Thanks for the summary. I don’t think I’ll catch this in theaters (rarely see any movies in theaters anymore) but will definitely catch it on DVD down the road.
Yeah, especially since it might be tricky to find it in 2D. It’s cute and funny at times, but it’s not all we might’ve hoped for, and for a while at least I’m sure any viewing of Ralph will be laden with noisy larval humans.
Although as 3D goes, I thought Ralph‘s was better than most, which means it didn’t bother me and mostly I just didn’t notice it. Still waiting for a movie where 3D adds to the experience…
Nice! I’ve been looking forward to this since That Trailer; yes, it won me over too, along with the internet, and very much for the reasons you outline ie. ‘video games are just a thing in it, not a message, not an omen, not an ominous wave devouring and destroying our youth. Video games just…are.’
I also like the latter part of your paragraph after the Pay to Play title, that a character playing a game is usually a (lazy)device to communicate that they’re a nerd or a bum. I’m glad you brought up the Reign Over Me scene too because while I haven’t seen the film I’ve heard that it briefly uses gaming in a ‘positive’ light. Gamer I’ve yet to watch, it looked pretty bad.
Also: ‘Will NPC in FPS for food’ = laugh out loud.
I had my doubts based on ads for this movie, but the more I see of it, and from Dix’s generally warm review, I think I’ll have to check this out.
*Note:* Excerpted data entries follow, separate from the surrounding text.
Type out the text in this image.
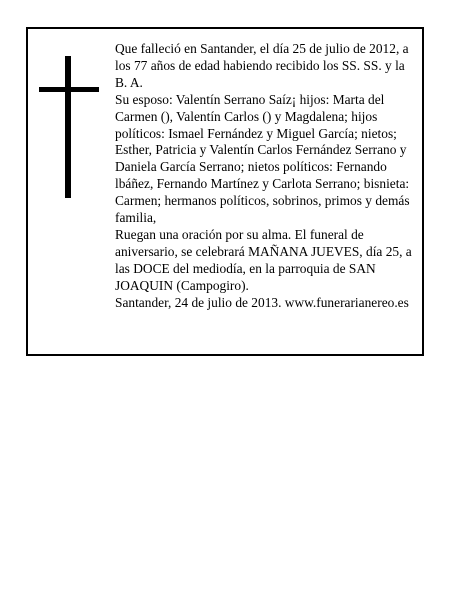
Que falleció en Santander, el día 25 de julio de 2012, a
los 77 años de edad habiendo recibido los SS. SS. y la
B. A.
Su esposo: Valentín Serrano Saíz¡ hijos: Marta del
Carmen (), Valentín Carlos () y Magdalena; hijos
políticos: Ismael Fernández y Miguel García; nietos;
Esther, Patricia y Valentín Carlos Fernández Serrano y
Daniela García Serrano; nietos políticos: Fernando
lbáñez, Fernando Martínez y Carlota Serrano; bisnieta:
Carmen; hermanos políticos, sobrinos, primos y demás
familia,
Ruegan una oración por su alma. El funeral de
aniversario, se celebrará MAÑANA JUEVES, día 25, a
las DOCE del mediodía, en la parroquia de SAN
JOAQUIN (Campogiro).
Santander, 24 de julio de 2013. www.funerarianereo.es
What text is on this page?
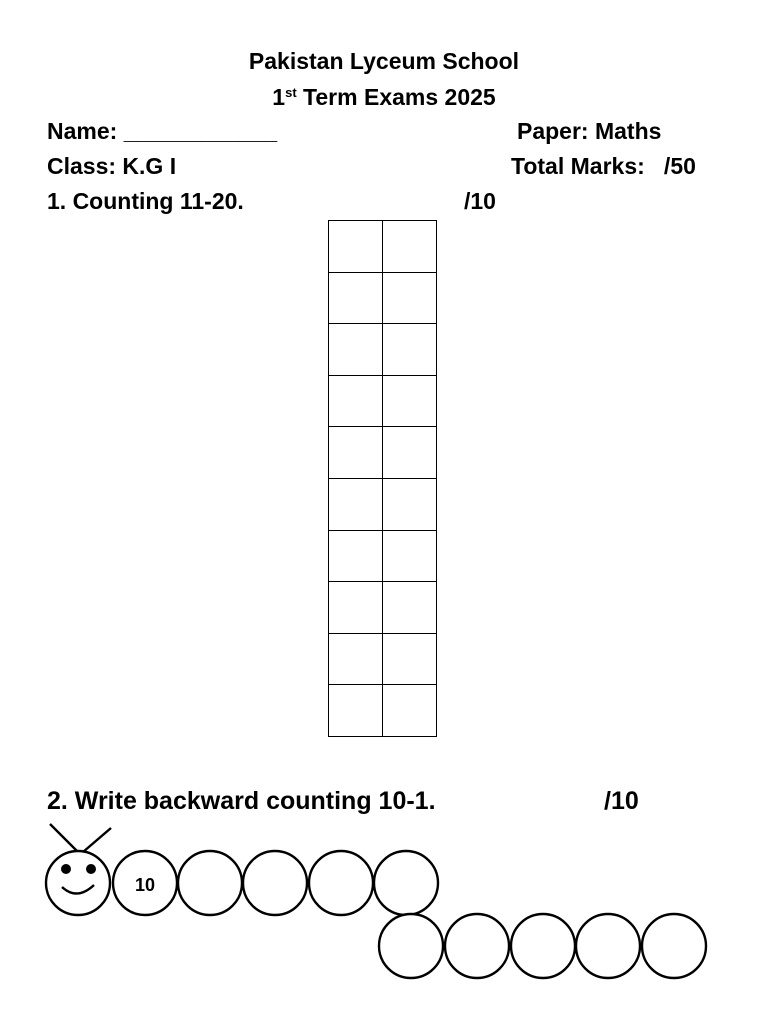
Pakistan Lyceum School
1st Term Exams 2025
Name: ____________	Paper: Maths
Class: K.G I	Total Marks:   /50
1. Counting 11-20.	/10

2. Write backward counting 10-1.	/10
10
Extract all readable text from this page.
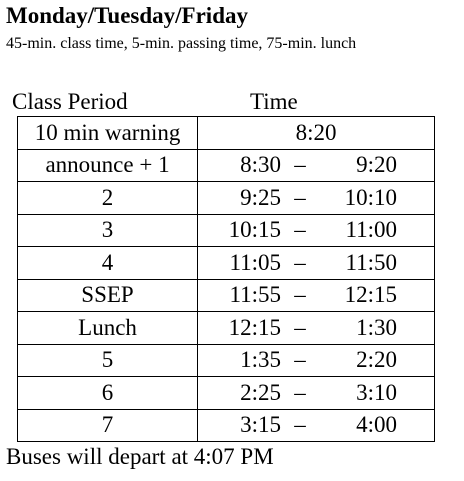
Monday/Tuesday/Friday
45-min. class time, 5-min. passing time, 75-min. lunch
Class Period	Time
10 min warning	8:20
announce + 1	8:30 – 9:20
2	9:25 – 10:10
3	10:15 – 11:00
4	11:05 – 11:50
SSEP	11:55 – 12:15
Lunch	12:15 – 1:30
5	1:35 – 2:20
6	2:25 – 3:10
7	3:15 – 4:00
Buses will depart at 4:07 PM
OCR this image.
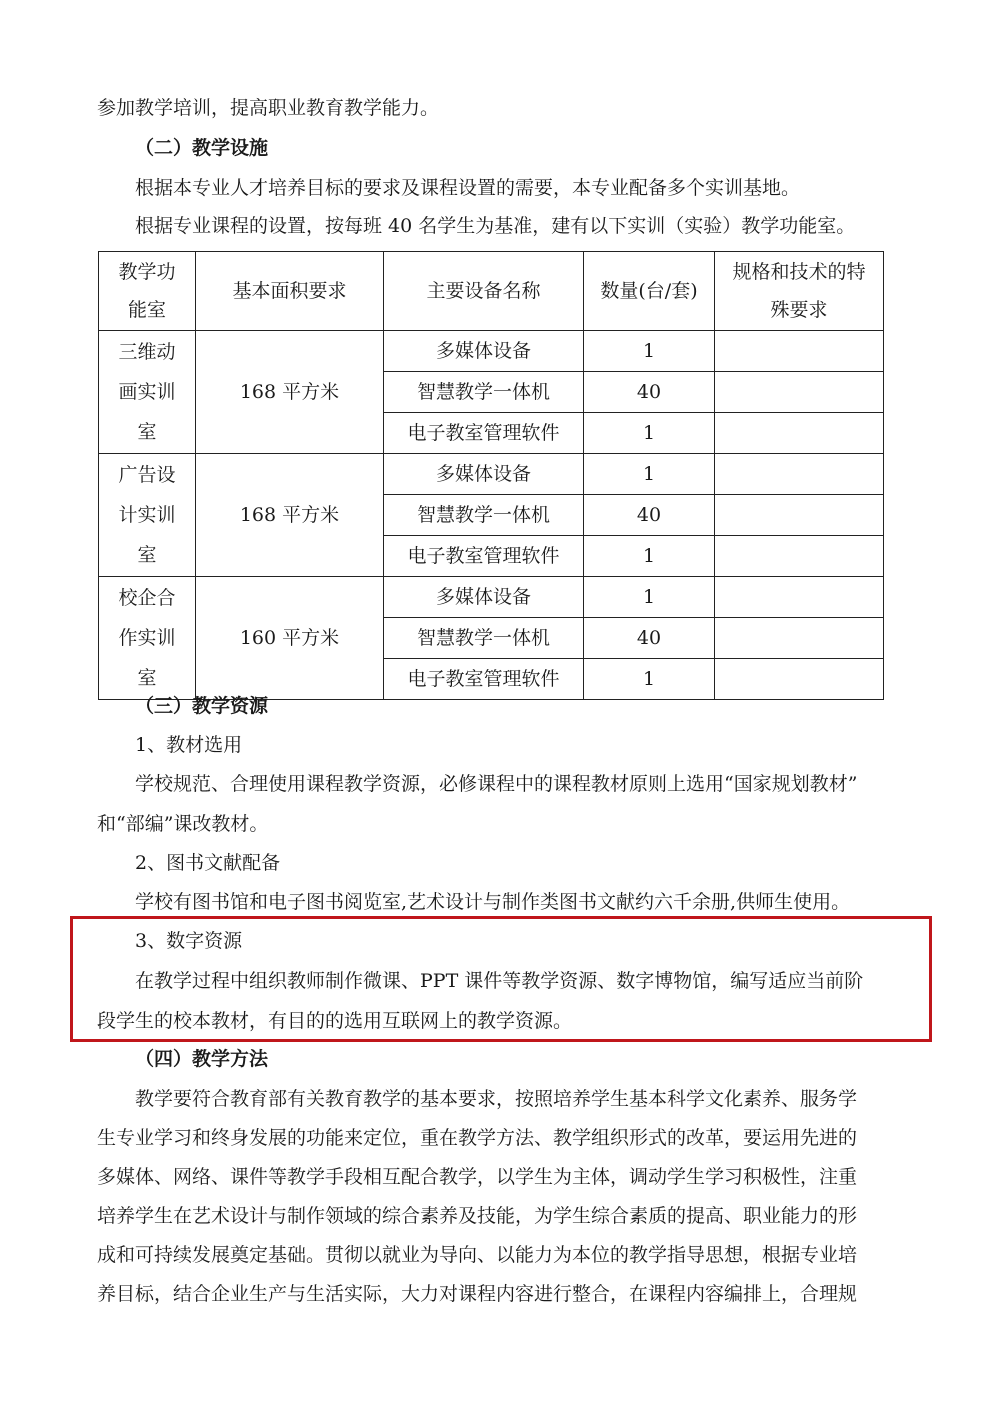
参加教学培训，提高职业教育教学能力。
（二）教学设施
根据本专业人才培养目标的要求及课程设置的需要，本专业配备多个实训基地。
根据专业课程的设置，按每班 40 名学生为基准，建有以下实训（实验）教学功能室。
教学功
能室	基本面积要求	主要设备名称	数量(台/套)	规格和技术的特
殊要求
三维动
画实训
室	168 平方米	多媒体设备	1	
		智慧教学一体机	40	
		电子教室管理软件	1	
广告设
计实训
室	168 平方米	多媒体设备	1	
		智慧教学一体机	40	
		电子教室管理软件	1	
校企合
作实训
室	160 平方米	多媒体设备	1	
		智慧教学一体机	40	
		电子教室管理软件	1	
（三）教学资源
1、教材选用
学校规范、合理使用课程教学资源，必修课程中的课程教材原则上选用“国家规划教材”
和“部编”课改教材。
2、图书文献配备
学校有图书馆和电子图书阅览室,艺术设计与制作类图书文献约六千余册,供师生使用。
3、数字资源
在教学过程中组织教师制作微课、PPT 课件等教学资源、数字博物馆，编写适应当前阶
段学生的校本教材，有目的的选用互联网上的教学资源。
（四）教学方法
教学要符合教育部有关教育教学的基本要求，按照培养学生基本科学文化素养、服务学
生专业学习和终身发展的功能来定位，重在教学方法、教学组织形式的改革，要运用先进的
多媒体、网络、课件等教学手段相互配合教学，以学生为主体，调动学生学习积极性，注重
培养学生在艺术设计与制作领域的综合素养及技能，为学生综合素质的提高、职业能力的形
成和可持续发展奠定基础。贯彻以就业为导向、以能力为本位的教学指导思想，根据专业培
养目标，结合企业生产与生活实际，大力对课程内容进行整合，在课程内容编排上，合理规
Don’t get me wrong, were I to do a proper review of the movie I do have gripes – there’s a lot of ways in which it falls short as a movie. It’s cute and funny but too frequently can’t quite balance its parts for the kids with its parts for the not-kids; the script needed another polish; there’s a completely unnecessary love story. For Disney, it’s pretty middle of the road.
But none of my gripes have to do with the depiction of video games, and there’s a lot of really good nods to games and such that make some parts better if you’re a gamer.
And I haven’t seen Gamer, either, because it looked pretty bad. A synopsis is enough to tell me how it functions in this conversation.